Many rural telephone exchanges have tens of thousands of feet in copper wire between the central office and an outlying customer. As a result, in the most rural areas, no internet service is available at all.
Frontier is accepting millions in Connect America Funds (CAF) — paid for by ordinary customers on their phone bill, to expand internet access into unserved areas. Frontier has to replace at least some of its copper wiring with fiber optics, which does not degrade significantly with distance. It can then reach customers part of the way over its existing copper facilities, which saves the company millions in replacement costs.
Demand for internet service and constantly rising traffic volumes suggests Frontier must regularly upgrade its equipment and backhaul connectivity. But in some areas, the company has failed to keep up with demand, resulting in online overcrowding. Customers that access the internet during peak usage times in the evenings report dramatic slowdowns and web pages that refuse to load — both symptoms of oversold network capacity.
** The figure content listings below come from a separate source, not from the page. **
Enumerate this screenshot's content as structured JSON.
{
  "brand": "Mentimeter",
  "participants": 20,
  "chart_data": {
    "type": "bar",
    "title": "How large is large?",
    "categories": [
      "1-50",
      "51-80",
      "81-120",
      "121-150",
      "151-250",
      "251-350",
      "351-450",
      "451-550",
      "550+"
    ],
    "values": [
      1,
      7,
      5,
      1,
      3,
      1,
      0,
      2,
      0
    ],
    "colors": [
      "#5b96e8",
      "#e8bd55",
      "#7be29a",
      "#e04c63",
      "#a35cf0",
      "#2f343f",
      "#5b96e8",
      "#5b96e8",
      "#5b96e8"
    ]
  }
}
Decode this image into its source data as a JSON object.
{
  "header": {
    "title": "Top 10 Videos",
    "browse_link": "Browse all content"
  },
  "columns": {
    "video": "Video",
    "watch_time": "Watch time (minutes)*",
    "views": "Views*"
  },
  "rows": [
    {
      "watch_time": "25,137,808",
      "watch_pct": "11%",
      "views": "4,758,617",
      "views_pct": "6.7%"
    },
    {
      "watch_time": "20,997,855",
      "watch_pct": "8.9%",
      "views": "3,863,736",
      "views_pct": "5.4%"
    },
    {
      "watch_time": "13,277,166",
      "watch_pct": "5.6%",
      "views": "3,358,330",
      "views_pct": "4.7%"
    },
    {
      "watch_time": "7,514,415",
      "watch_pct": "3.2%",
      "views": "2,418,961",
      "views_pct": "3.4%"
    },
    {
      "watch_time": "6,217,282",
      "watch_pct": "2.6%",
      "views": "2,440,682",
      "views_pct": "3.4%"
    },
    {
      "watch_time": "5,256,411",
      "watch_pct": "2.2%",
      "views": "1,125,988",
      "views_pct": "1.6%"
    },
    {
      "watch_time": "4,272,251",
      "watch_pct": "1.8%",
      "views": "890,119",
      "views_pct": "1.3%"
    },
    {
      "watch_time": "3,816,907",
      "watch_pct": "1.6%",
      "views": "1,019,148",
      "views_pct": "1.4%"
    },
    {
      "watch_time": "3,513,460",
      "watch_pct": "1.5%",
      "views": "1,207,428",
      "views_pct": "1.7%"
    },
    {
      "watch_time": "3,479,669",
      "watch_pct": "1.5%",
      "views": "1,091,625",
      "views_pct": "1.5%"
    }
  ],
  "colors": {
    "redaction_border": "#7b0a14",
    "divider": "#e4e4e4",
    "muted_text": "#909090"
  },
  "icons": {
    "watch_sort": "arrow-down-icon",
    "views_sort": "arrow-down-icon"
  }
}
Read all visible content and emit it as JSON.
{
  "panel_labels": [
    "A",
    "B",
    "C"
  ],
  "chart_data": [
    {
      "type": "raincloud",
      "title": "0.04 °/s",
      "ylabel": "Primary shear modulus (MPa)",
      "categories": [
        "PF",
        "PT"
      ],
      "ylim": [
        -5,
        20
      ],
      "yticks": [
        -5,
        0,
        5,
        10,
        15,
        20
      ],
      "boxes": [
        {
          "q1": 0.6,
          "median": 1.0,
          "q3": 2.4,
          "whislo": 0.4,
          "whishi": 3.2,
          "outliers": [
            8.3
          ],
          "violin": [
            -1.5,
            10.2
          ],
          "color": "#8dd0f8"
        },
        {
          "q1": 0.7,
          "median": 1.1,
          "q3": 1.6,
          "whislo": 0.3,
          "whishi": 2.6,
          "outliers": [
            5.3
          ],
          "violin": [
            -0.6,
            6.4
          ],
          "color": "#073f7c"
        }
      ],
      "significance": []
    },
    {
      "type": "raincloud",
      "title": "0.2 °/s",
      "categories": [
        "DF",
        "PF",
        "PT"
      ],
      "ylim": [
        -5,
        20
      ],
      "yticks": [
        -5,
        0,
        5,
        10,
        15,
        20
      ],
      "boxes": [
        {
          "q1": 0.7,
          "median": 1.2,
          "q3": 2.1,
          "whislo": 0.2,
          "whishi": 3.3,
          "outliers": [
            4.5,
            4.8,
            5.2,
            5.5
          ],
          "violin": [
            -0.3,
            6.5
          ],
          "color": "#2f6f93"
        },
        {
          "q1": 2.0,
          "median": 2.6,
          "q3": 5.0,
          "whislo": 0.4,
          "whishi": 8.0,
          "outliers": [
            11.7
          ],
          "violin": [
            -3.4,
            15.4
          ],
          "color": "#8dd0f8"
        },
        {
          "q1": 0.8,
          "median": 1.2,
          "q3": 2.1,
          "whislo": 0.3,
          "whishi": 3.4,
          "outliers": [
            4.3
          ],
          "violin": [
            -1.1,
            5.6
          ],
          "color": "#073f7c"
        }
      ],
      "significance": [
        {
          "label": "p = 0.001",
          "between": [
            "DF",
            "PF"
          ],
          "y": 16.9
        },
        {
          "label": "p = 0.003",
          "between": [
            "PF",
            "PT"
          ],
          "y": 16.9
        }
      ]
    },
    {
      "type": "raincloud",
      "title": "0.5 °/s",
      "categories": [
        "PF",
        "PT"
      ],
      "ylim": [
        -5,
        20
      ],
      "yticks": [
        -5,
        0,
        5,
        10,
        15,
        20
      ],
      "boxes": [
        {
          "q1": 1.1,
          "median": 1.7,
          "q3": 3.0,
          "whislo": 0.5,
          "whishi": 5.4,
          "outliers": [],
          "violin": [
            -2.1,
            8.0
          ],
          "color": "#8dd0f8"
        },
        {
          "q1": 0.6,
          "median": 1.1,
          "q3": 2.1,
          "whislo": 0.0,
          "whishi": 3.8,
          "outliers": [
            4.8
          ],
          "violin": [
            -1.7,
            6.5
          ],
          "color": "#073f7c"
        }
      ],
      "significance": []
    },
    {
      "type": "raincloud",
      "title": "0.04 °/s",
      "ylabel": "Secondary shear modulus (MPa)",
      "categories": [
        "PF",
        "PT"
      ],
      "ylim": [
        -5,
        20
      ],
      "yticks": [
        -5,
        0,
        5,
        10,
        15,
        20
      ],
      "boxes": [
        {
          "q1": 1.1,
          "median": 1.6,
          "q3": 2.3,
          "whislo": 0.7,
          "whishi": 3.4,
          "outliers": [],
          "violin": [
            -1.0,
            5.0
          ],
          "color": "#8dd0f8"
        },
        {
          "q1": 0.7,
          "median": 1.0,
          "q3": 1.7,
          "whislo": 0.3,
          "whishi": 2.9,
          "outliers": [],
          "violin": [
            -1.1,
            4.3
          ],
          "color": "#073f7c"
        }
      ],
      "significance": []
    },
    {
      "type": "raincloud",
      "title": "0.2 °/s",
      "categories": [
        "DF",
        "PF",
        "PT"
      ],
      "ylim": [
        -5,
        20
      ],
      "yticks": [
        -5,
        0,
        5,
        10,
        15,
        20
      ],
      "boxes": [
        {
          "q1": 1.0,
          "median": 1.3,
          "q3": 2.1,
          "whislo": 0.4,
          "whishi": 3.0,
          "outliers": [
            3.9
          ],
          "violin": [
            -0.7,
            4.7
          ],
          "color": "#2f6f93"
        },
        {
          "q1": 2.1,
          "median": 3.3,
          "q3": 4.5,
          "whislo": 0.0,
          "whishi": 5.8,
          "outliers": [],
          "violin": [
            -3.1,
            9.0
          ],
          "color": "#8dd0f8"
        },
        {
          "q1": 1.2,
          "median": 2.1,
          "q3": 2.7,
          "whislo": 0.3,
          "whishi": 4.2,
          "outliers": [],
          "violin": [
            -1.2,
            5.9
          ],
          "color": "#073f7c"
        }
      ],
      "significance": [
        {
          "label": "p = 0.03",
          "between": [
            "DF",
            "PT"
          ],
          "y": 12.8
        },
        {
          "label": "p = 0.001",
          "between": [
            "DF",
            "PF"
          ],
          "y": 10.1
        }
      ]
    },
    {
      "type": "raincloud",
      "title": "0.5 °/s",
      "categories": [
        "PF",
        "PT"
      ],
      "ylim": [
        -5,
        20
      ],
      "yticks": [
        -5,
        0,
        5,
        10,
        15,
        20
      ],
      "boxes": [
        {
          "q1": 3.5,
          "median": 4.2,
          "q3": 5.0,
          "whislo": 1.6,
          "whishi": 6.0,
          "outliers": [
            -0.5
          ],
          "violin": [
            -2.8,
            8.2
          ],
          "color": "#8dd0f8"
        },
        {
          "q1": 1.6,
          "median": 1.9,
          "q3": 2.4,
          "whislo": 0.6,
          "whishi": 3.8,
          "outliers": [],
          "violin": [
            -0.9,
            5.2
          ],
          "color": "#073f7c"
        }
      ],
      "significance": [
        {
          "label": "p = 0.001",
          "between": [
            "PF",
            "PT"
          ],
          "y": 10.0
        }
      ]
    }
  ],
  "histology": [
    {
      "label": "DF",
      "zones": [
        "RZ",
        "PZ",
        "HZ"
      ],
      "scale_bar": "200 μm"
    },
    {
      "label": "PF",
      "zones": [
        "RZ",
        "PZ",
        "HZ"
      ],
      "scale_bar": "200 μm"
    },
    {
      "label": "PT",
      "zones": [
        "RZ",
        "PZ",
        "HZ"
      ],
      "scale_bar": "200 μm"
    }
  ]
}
Frontier is an integral part of New York Gov. Andrew Cuomo’s rural broadband initiative, which promises 99.9% of New Yorkers will have access to high-speed internet. The company collected $9.7 million in January 2018 to expand service to another 2,735 customers in the North Country, Southern Tier, and Finger Lakes region. The company claims it will deliver 100 Mbps internet speed to those customers in its news releases, but also warns what the company claims is never guaranteed.
“Our products state in our literature what you ‘may’ get. So it’s speeds ‘as fast as.’ You may not get 6 Mbps every moment of the day,” admitted Jan van de Carr, manager for community relations and government affairs.
It is that kind of mentality that has Pearsall keeping a bottle of champagne at the ready on the day he can disconnect Frontier service for good. But considering the alternative is likely to be satellite internet offered by Hughes, that bottle is likely to remain corked for a long time into the future.